Mijn eerste rondje Bundi-joggen
Pieter zat me natuurlijk al uit te lachen voor ik vertrok, maar gelukkig sprak Nele me de nodige strenge moedige woorden in en kon ik mij op de hoofdstraat of ‘highway’ van Bundi sleuren. Mijn bedoeling was om traag op gang te komen zodoende genoeg energie over te houden voor de moeilijkere stukken en de terugweg, maar de tientallen starende ogen die aanvoelden als duizenden deden me toch een stukje sneller gaan. Het was serieus wennen om hier te lopen. De wegen liggen vol stenen, klein en groot, herbergen serieuze geulen en zijn een stuk steiler dan in het platte België.
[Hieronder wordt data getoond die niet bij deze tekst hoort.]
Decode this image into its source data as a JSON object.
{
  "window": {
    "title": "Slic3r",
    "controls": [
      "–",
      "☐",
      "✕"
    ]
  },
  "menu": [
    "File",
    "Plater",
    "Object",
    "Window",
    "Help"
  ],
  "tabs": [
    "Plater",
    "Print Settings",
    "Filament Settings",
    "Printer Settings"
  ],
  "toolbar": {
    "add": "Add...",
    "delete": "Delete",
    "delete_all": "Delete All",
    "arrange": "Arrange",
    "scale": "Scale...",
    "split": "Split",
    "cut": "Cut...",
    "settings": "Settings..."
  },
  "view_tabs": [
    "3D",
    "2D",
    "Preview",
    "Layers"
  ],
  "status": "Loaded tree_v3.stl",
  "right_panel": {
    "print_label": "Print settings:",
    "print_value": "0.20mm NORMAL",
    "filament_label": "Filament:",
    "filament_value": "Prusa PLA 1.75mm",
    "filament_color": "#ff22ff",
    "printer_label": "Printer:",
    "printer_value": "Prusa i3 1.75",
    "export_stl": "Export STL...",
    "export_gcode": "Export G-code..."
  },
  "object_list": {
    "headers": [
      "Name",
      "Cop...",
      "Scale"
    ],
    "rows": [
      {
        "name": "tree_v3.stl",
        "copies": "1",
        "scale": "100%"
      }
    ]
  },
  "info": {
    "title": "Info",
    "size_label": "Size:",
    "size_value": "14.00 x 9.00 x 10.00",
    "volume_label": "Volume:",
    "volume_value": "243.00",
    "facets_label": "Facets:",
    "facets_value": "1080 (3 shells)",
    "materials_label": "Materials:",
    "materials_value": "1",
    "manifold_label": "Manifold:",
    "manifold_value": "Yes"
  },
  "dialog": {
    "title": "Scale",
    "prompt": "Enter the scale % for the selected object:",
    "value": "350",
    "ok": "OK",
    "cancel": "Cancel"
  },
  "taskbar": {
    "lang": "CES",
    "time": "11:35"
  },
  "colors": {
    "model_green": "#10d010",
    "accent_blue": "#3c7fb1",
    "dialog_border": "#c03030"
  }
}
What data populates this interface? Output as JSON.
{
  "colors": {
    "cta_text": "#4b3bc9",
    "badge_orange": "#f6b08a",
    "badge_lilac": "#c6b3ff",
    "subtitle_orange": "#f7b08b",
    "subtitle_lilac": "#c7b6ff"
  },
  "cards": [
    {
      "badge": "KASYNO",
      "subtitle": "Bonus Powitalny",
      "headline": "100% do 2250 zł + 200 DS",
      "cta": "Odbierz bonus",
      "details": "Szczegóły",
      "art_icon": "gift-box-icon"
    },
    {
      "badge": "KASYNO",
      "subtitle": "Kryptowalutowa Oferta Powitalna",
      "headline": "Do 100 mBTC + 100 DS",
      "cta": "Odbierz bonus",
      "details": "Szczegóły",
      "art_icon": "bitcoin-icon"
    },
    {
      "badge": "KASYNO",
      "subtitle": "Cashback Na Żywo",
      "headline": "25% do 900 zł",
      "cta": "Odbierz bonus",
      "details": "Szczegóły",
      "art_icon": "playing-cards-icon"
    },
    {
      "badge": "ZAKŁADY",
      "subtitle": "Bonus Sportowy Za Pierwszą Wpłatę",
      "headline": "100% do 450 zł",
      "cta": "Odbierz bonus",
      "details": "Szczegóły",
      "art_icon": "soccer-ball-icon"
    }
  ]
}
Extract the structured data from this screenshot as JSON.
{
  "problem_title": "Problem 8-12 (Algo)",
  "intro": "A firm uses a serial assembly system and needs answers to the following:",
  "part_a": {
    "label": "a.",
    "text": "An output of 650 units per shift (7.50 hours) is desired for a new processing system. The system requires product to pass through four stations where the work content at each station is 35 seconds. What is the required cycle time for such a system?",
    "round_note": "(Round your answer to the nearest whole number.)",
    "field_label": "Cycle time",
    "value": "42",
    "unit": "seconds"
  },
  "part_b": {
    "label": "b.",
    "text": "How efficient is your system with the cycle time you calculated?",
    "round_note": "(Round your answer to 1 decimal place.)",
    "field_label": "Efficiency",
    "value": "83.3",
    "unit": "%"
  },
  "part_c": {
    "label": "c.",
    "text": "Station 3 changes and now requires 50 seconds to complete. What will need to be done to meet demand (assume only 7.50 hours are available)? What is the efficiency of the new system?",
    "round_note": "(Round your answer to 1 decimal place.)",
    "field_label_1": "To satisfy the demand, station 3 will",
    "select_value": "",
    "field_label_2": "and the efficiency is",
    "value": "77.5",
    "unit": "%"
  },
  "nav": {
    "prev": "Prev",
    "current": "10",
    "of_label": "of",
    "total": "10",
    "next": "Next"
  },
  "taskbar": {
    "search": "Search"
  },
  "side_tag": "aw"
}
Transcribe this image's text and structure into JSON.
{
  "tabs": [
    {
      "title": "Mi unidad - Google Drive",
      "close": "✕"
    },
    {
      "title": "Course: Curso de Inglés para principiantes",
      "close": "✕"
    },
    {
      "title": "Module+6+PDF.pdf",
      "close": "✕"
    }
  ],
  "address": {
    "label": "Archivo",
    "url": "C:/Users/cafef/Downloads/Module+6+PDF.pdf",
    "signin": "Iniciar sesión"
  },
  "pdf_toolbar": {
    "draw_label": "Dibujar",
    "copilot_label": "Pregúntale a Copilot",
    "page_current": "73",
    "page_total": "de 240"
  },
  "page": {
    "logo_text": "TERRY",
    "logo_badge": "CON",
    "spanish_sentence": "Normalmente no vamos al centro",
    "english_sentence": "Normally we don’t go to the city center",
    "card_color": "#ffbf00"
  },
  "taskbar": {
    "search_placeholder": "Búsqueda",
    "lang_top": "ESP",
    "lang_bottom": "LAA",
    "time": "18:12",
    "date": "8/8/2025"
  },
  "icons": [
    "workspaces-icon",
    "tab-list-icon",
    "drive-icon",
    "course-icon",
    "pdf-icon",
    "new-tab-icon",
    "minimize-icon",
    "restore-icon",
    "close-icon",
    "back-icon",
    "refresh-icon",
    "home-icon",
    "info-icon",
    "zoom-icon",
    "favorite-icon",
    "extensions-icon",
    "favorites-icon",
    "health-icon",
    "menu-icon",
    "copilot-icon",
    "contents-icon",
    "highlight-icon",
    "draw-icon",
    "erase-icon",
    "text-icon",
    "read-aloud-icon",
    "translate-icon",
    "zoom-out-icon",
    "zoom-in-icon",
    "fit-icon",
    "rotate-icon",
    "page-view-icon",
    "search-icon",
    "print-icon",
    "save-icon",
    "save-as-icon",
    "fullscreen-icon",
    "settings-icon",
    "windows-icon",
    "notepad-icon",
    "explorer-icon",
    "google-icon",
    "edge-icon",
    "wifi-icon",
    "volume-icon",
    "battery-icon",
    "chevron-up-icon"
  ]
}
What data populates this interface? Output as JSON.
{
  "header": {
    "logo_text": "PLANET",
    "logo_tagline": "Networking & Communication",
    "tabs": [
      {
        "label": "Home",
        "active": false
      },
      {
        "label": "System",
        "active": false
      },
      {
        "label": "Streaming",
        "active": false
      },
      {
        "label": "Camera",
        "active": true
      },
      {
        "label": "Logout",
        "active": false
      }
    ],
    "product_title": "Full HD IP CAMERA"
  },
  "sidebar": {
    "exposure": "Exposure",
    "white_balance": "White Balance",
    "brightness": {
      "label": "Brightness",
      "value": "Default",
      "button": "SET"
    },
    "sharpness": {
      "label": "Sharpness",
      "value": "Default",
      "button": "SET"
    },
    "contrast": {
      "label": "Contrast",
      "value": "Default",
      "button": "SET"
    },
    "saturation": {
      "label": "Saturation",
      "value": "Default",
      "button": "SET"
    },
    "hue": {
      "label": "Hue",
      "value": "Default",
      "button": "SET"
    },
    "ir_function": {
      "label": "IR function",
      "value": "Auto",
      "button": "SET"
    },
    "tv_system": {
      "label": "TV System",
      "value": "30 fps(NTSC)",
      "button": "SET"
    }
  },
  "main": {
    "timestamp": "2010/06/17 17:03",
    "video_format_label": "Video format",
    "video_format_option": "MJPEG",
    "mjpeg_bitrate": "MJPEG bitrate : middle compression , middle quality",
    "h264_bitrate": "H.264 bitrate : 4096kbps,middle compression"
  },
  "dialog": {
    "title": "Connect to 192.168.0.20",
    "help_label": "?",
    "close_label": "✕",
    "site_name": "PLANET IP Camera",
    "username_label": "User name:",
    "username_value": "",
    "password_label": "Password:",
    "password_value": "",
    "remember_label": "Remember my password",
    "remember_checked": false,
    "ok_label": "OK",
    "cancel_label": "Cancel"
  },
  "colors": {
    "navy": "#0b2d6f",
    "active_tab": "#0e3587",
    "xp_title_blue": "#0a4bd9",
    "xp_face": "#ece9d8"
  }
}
Sporadisch moet je een kind, een bodadriver, een kip of een geit ontwijken en de hitte zorgt al snel dat je met een rood en bezweet gezicht aan het joggen bent. Het uitzicht is natuurlijk magnifiek, niet te vergelijken met het strakke en eentonige zicht aan de Blaarmeersen, maar helaas moet je je ogen meestal toch op de weg gericht houden anders riskeer je een paar schaafwonden, een bloedneus of een ontwrichte knie.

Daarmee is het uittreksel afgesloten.